Luogo: una cittadina della provincia austriaca, Furth, sulle rive di un lago che è la risultante immaginaria di vari luoghi realmente esistenti.
Personaggi e interpreti in ordine sparso.
Raffael Horn, psichiatra infantile, trasferitosi da Vienna con la moglie Irene, musicista, entrambi per delusioni in campo professionale; un figlio, Tobias, dislessico e comunque problematico.
Ludwig Kovacs, commissario, un matrimonio fallito con Yvonne alle spalle, un rapporto quasi inesistente con la figlia Charlotte, un presente con Marlene solo per il sesso e infine un telescopio per guardare le stelle.
Daniel e Björn Gasselik, figli di un proprietario di un autosalone, violenti, disturbati, con la testa piena degli eroi di Guerre Stellari, capaci di tagliare la gola a molti animali nel circondario.
Padre Joseph Bauer, sacerdote benedettino, con grossi problemi psichiatrici e sull’orlo della dissociazione, sempre con gli auricolari anche quando celebra messa e con una spiccata passione per la corsa.
E poi, in ordine sparso: una comunità attraversata dall’immigrazione multietnica (italiani, turchi), venata di razzismo in alcuni suoi esponenti politici; un padre, in cura da Horn, che picchia moglie e figlia; una madre in crisi depressiva post partum; un apicoltore ossessionato dai fantasmi del passato bellico; casi umani di vario genere tra i quali la piccola Katharina, diventata muta dopo che ha visto il nonno morto con la testa sfracellata.
Una “tranquilla” cittadina austriaca dunque che fa emergere un’umanità assai malata dove il compito del medico vero e proprio, Horn, e di quello per così dire “sociale”, Kovacs, è reso assai difficile dal contesto in cui si muovono separatamente ma parallelamente: non a caso chiude il romanzo una loro telefonata in cui si comunicano il nome del responsabile dell’orribile assassinio, raggiunto autonomamente attraverso gli itinerari della scienza investigativa e della psichiatria.

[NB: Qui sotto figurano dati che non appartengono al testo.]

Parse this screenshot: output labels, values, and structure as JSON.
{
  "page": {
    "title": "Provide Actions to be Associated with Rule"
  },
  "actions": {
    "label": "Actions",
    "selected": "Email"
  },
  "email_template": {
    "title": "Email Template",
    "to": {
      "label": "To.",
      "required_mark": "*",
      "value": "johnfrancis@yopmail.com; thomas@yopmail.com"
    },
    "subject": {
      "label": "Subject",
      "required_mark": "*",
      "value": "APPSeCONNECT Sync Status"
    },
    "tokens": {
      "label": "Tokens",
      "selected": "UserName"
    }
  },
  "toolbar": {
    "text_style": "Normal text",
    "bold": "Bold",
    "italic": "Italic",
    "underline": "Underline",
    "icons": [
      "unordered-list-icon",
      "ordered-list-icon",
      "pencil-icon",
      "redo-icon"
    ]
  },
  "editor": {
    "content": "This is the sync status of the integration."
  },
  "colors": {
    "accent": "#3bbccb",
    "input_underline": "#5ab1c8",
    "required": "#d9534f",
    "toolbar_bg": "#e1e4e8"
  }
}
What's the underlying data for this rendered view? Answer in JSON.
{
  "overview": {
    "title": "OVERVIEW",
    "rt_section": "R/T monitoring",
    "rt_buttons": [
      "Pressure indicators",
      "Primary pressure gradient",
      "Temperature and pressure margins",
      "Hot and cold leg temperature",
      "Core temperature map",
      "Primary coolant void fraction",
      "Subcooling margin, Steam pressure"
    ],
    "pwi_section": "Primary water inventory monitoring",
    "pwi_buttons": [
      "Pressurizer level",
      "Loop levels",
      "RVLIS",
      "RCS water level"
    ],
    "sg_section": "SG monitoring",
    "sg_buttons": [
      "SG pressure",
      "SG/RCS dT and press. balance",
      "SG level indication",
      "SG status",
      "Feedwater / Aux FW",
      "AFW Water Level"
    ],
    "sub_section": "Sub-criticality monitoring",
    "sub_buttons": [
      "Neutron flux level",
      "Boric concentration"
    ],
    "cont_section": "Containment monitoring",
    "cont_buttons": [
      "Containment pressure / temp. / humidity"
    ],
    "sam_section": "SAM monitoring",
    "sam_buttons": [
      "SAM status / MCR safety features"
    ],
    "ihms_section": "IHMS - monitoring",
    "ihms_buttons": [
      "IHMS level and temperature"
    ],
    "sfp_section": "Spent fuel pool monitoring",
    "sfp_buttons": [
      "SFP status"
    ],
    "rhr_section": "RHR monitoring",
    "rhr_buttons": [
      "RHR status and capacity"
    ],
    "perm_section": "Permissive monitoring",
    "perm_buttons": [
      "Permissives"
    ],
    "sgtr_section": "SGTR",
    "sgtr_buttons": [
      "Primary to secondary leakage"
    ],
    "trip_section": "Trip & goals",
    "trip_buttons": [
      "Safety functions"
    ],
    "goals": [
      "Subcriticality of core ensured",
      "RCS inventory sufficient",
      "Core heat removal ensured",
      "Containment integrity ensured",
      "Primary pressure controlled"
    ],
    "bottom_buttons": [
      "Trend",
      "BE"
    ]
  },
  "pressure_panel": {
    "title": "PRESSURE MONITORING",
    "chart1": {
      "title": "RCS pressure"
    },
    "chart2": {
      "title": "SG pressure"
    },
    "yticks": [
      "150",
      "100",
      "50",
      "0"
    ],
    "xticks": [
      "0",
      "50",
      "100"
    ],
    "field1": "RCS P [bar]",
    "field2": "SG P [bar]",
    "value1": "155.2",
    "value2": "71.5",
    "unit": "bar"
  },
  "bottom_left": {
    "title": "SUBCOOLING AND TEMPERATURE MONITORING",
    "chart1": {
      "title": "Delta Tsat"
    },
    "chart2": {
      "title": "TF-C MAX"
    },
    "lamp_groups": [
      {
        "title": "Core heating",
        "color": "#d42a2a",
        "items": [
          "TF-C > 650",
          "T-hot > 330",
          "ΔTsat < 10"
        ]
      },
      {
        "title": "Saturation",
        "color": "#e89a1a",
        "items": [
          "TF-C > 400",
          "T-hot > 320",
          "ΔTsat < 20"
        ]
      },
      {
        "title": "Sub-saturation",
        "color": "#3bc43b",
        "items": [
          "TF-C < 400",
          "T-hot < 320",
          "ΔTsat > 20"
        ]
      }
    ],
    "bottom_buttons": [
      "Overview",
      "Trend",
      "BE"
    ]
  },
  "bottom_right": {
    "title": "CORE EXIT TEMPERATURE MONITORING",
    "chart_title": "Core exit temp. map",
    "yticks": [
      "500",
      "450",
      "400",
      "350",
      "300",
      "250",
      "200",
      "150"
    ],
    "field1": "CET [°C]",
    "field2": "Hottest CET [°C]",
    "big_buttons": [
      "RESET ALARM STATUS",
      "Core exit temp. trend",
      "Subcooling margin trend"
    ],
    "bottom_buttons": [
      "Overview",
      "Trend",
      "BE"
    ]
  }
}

Nessuno si salva: anche Horn denuncia a volte un certo svagato cinismo e comincia anche a parlare ad alta voce; e Kovacs non vuole riprendere una vita familiare, si accontenta di quel poco che realisticamente può chiedere alla vita anche se talvolta alza gli occhi al cielo col suo telescopio.
Troppo facile vedere l’autobiografismo dell’autore, Paulus Hochgatterer, psichiatra ultraquarantenne dedito anche alla scrittura; troppo semplice rintracciare nel modello simenoniano (la provincia verminaio di inconfessabili segreti) l’influenza più evidente.
Meno scontato è il punto di vista dello scrittore: gli psicotici soffrono ma talvolta è come se giocassero con la loro malattia; lo psichiatra è anch’egli, a modo suo, disturbato e con problemi familiari; un finissimo velo di ironia si stende su una materia incandescente in cui thriller e indagine sociale si fondono in un continuo aggrovigliarsi di piani fino alla soluzione, sorprendente sì, ma che affonda le sue radici nel passato della guerra.
Se non fosse per qualche tecnicismo di troppo e per qualche compiacimento nell’esporre i casi esemplari nella vita professionale del dottor Horn, La dolcezza della vita sarebbe un’ottima scoperta.
Tutto “sottratto”, rimane una discreta prova in un ambito, il noir di lingua tedesca, ingiustamente dimenticato dalla nostra editoria.